本文为纯方法论文,无真实数据例子。模拟研究是合成数据,没有使用任何真实临床试验数据。这是一个明显的弱点——作者没有展示方法在真实数据上的表现。

🔎 结论是否比证明窄

。作者声称“asymptotically guarantees type I error control”,但论文中没有给出任何正式的定理陈述或证明。作者只是说“in regular models, the posterior distribution is asymptotically normal, and thus the Bayesian procedure asymptotically controls the type I error rate”。这是一个非正式的声称,而不是一个严格的数学证明。具体地:

  • 论文中没有明确写出Bernstein-von Mises定理在SUR模型下的适用条件。
  • 论文中没有给出FWER的渐近上界(如 \( \limsup_{n\to\infty} \text{FWER} \leq \alpha \))的证明。
  • 论文中没有讨论当模型误设(如误差非正态)时,FWER控制是否仍然成立。

因此,本文的结论(渐近FWER控制)是一个基于已有渐近理论的推断,而不是一个本文独立证明的新结果。
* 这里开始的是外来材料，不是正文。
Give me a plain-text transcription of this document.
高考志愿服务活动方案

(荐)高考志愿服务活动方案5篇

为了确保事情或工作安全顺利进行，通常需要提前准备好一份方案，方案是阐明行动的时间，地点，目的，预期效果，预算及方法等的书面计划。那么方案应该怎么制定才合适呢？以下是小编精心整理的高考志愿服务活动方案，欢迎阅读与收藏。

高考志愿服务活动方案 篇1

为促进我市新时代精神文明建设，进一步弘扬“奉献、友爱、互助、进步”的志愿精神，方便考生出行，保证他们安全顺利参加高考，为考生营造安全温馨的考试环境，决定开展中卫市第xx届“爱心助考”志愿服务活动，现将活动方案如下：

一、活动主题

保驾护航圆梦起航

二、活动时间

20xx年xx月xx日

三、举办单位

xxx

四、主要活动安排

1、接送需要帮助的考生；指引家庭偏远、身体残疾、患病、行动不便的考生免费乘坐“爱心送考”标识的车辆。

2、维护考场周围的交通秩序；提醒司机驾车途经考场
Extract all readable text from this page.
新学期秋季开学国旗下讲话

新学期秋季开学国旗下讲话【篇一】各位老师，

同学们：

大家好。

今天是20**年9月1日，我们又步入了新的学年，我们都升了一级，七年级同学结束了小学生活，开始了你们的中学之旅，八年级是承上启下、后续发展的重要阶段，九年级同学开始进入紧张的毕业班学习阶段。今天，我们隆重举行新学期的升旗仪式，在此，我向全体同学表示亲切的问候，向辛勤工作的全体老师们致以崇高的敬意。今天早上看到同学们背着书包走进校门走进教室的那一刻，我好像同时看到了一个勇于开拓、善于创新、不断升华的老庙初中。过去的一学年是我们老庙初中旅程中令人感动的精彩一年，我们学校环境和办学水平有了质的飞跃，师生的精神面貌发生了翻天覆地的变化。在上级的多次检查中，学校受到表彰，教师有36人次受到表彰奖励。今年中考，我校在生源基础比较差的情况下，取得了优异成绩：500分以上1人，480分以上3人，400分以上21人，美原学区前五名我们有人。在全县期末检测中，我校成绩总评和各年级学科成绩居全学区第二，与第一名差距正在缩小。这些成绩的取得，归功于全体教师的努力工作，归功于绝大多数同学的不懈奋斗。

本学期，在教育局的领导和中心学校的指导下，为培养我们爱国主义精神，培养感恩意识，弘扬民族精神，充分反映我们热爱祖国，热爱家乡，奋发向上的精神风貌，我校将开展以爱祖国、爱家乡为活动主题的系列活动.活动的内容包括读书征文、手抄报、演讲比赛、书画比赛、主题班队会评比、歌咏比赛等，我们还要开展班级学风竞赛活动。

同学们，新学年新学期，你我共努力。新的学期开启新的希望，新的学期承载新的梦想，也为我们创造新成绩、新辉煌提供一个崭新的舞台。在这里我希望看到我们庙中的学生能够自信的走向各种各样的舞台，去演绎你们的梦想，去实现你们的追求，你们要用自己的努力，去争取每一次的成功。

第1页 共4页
对于一篇方法论文,这可以接受,但研究者需要意识到这一局限。

四、开放问题

  1. 严格证明渐近FWER控制:本文没有给出正式的定理陈述或证明。一个开放问题是:在SUR模型下,能否给出Bernstein-von Mises定理的适用条件,并严格证明FWER的渐近上界?这扎根于本文“asymptotically guarantees type I error control”这一非正式声称。

  2. 模型误设下的稳健性:本文假设误差正态性和线性模型。当这些假设不成立时(如非正态误差、非线性处理效应),FWER控制是否仍然成立?这扎根于本文的SUR模型假设。

  3. 缺失数据:本文假设无缺失数据。在临床试验中,缺失数据是常见的(如患者退出)。如何处理缺失数据下的多重比较?这扎根于本文的“无缺失数据”假设。

  4. 高维结局:本文的SUR模型要求 \( K \) 远小于 \( n \)(因为需要估计 \( K \times K \) 协方差矩阵)。当 \( K \) 很大(如基因组数据中的多个生物标志物)时,如何扩展本文方法?这扎根于本文的SUR模型设定(需要估计 \( \boldsymbol{\Sigma} \))。

  5. 与置换方法的比较:Westfall & Young (1993) 的置换方法也利用相关性信息控制FWER。本文方法与之相比,在功效、计算复杂度和假设稳健性上如何?这扎根于本文intro中未引用置换方法这一事实。